Mises en garde opérationnelles
QUIC complique les opérations réseau :
qlog et Wireshark avec clés TLS constituent la configuration moderne.Questions fréquemment posées
- QUIC est-il plus rapide que TCP ?
- Pour les charges de travail réelles, généralement oui : généralement 10 à 30 % plus rapide sur les réseaux mobiles et avec perte, moins d'avantages sur les liaisons filaires propres. L'amélioration provient du multiplexage sans blocage de tête de ligne, de négociations plus rapides et de migration de connexion. Sur un réseau parfait et sans perte, l’écart se réduit.
- QUIC chiffre-t-il le trafic ?
- Oui, obligatoire et de bout en bout. Chaque paquet QUIC après la prise de contact est chiffré avec des clés TLS 1.3. Il n'existe pas de mode "QUIC simple". Les observateurs du réseau voient UDP chiffré avec l'ID de connexion QUIC ; ils ne peuvent pas lire les flux à l'intérieur.
- Pourquoi QUIC fonctionne-t-il sur UDP, et non sur son propre protocole IP ?

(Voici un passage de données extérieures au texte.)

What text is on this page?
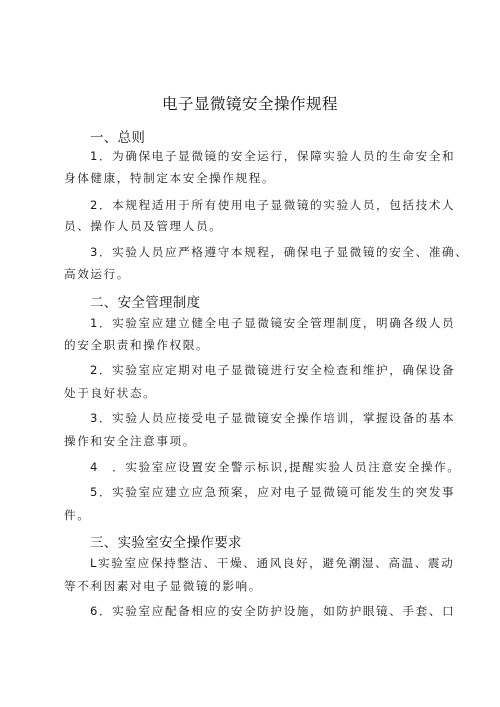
电子显微镜安全操作规程
一、总则
1．为确保电子显微镜的安全运行，保障实验人员的生命安全和
身体健康，特制定本安全操作规程。
2．本规程适用于所有使用电子显微镜的实验人员，包括技术人
员、操作人员及管理人员。
3．实验人员应严格遵守本规程，确保电子显微镜的安全、准确、
高效运行。
二、安全管理制度
1．实验室应建立健全电子显微镜安全管理制度，明确各级人员
的安全职责和操作权限。
2．实验室应定期对电子显微镜进行安全检查和维护，确保设备
处于良好状态。
3．实验人员应接受电子显微镜安全操作培训，掌握设备的基本
操作和安全注意事项。
4　．实验室应设置安全警示标识,提醒实验人员注意安全操作。
5．实验室应建立应急预案，应对电子显微镜可能发生的突发事
件。
三、实验室安全操作要求
L实验室应保持整洁、干燥、通风良好，避免潮湿、高温、震动
等不利因素对电子显微镜的影响。
6．实验室应配备相应的安全防护设施，如防护眼镜、手套、口
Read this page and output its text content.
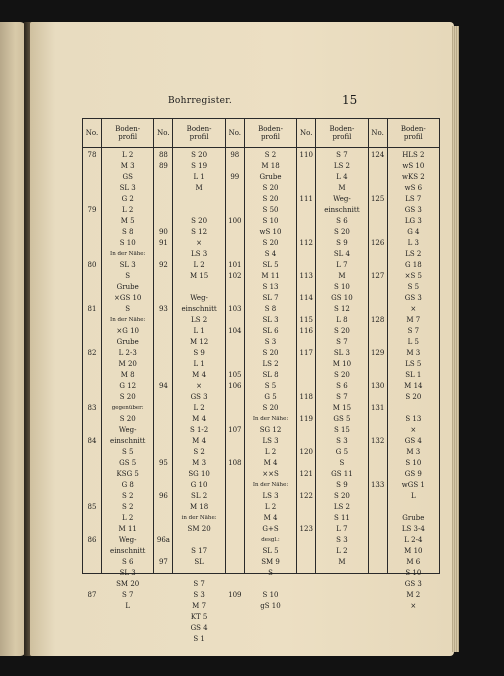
Bohrregister.	15
No.
78
79
80
81
82
83
84
85
86
87
Boden-
profil
L 2
M 3
GS
SL 3
G 2
L 2
M 5
S 8
S 10
In der Nähe:
SL 3
S
Grube
×GS 10
S
In der Nähe:
×G 10
Grube
L 2-3
M 20
M 8
G 12
S 20
gegenüber:
S 20
Weg-
einschnitt
S 5
GS 5
KSG 5
G 8
S 2
S 2
L 2
M 11
Weg-
einschnitt
S 6
SL 3
SM 20
S 7
L
No.
88
89
90
91
92
93
94
95
96
96a
97
Boden-
profil
S 20
S 19
L 1
M
S 20
S 12
×
LS 3
L 2
M 15
Weg-
einschnitt
LS 2
L 1
M 12
S 9
L 1
M 4
×
GS 3
L 2
M 4
S 1-2
M 4
S 2
M 3
SG 10
G 10
SL 2
M 18
in der Nähe:
SM 20
S 17
SL
S 7
S 3
M 7
KT 5
GS 4
S 1
No.
98
99
100
101
102
103
104
105
106
107
108
109
Boden-
profil
S 2
M 18
Grube
S 20
S 20
S 50
S 10
wS 10
S 20
S 4
SL 5
M 11
S 13
SL 7
S 8
SL 3
SL 6
S 3
S 20
LS 2
SL 8
S 5
G 5
S 20
In der Nähe:
SG 12
LS 3
L 2
M 4
××S
In der Nähe:
LS 3
L 2
M 4
G+S
desgl.:
SL 5
SM 9
S
S 10
gS 10
No.
110
111
112
113
114
115
116
117
118
119
120
121
122
123
Boden-
profil
S 7
LS 2
L 4
M
Weg-
einschnitt
S 6
S 20
S 9
SL 4
L 7
M
S 10
GS 10
S 12
L 8
S 20
S 7
SL 3
M 10
S 20
S 6
S 7
M 15
GS 5
S 15
S 3
G 5
S
GS 11
S 9
S 20
LS 2
S 11
L 7
S 3
L 2
M
No.
124
125
126
127
128
129
130
131
132
133
Boden-
profil
HLS 2
wS 10
wKS 2
wS 6
LS 7
GS 3
LG 3
G 4
L 3
LS 2
G 18
×S 5
S 5
GS 3
×
M 7
S 7
L 5
M 3
LS 5
SL 1
M 14
S 20
S 13
×
GS 4
M 3
S 10
GS 9
wGS 1
L
Grube
LS 3-4
L 2-4
M 10
M 6
S 10
GS 3
M 2
×
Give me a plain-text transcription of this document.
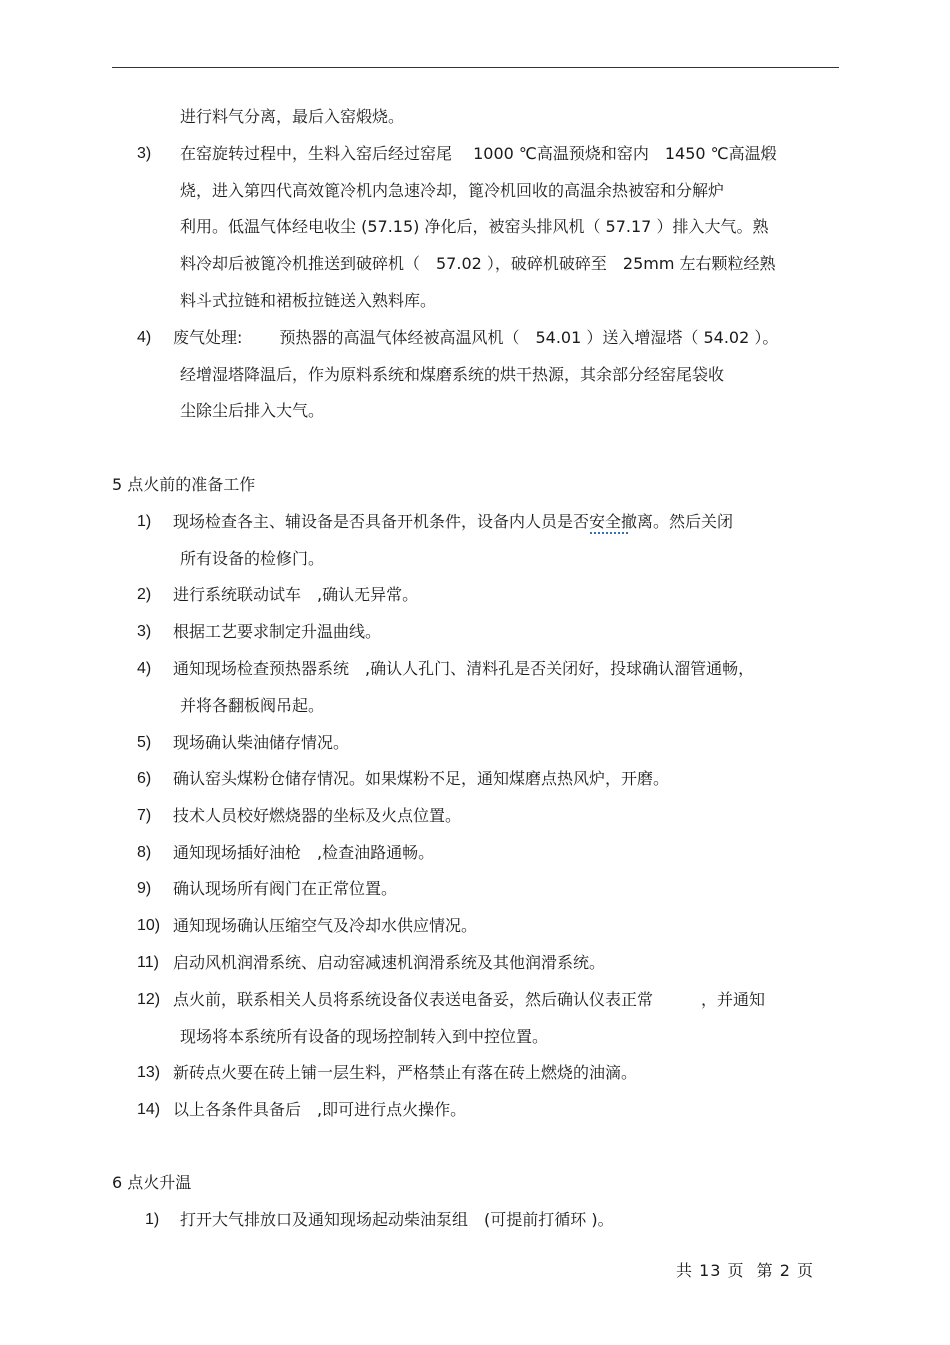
进行料气分离，最后入窑煅烧。
3) 在窑旋转过程中，生料入窑后经过窑尾　 1000 ℃高温预烧和窑内　1450 ℃高温煅
烧，进入第四代高效篦冷机内急速冷却，篦冷机回收的高温余热被窑和分解炉
利用。低温气体经电收尘 (57.15) 净化后，被窑头排风机（ 57.17 ）排入大气。熟
料冷却后被篦冷机推送到破碎机（　57.02 ），破碎机破碎至　25mm 左右颗粒经熟
料斗式拉链和裙板拉链送入熟料库。
4) 废气处理:　　 预热器的高温气体经被高温风机（　54.01 ）送入增湿塔（ 54.02 ）。
经增湿塔降温后，作为原料系统和煤磨系统的烘干热源，其余部分经窑尾袋收
尘除尘后排入大气。
5 点火前的准备工作
1) 现场检查各主、辅设备是否具备开机条件，设备内人员是否安全撤离。然后关闭
所有设备的检修门。
2) 进行系统联动试车　,确认无异常。
3) 根据工艺要求制定升温曲线。
4) 通知现场检查预热器系统　,确认人孔门、清料孔是否关闭好，投球确认溜管通畅，
并将各翻板阀吊起。
5) 现场确认柴油储存情况。
6) 确认窑头煤粉仓储存情况。如果煤粉不足，通知煤磨点热风炉，开磨。
7) 技术人员校好燃烧器的坐标及火点位置。
8) 通知现场插好油枪　,检查油路通畅。
9) 确认现场所有阀门在正常位置。
10) 通知现场确认压缩空气及冷却水供应情况。
11) 启动风机润滑系统、启动窑减速机润滑系统及其他润滑系统。
12) 点火前，联系相关人员将系统设备仪表送电备妥，然后确认仪表正常　　　，并通知
现场将本系统所有设备的现场控制转入到中控位置。
13) 新砖点火要在砖上铺一层生料，严格禁止有落在砖上燃烧的油滴。
14) 以上各条件具备后　,即可进行点火操作。
6 点火升温
1) 打开大气排放口及通知现场起动柴油泵组　(可提前打循环 )。
共 13 页 第 2 页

- Déployabilité. Un nouveau protocole IP nécessiterait des mises à jour de chaque NAT, pare-feu et routeur FAI sur Internet – des décennies de travail. UDP est déjà universellement pris en charge. QUIC implémente sa propre fiabilité, son contrôle de congestion et son classement en plus des datagrammes de meilleur effort d'UDP.
- Un tunnel VPN peut-il QUIC ?
- Oui, QUIC n'est que des paquets UDP envoyés au VPN, qui les encapsule dans son propre tunnel comme il le fait avec tout autre trafic. WireGuard le gère proprement ; OpenVPN convient également. Le trafic QUIC à l'intérieur du tunnel est doublement crypté (couche QUIC + couche VPN), avec une surcharge mineure.
- HTTP/3 nécessite-t-il QUIC ?
- Oui, par définition. HTTP/3 est HTTP sur QUIC ; il n'y a pas de HTTP/3-over-TCP. Le nom est un peu déroutant car HTTP/2 a également des prototypes « over QUIC » (gQUIC), mais la version IETF de HTTP/3 est celle livrée en 2021.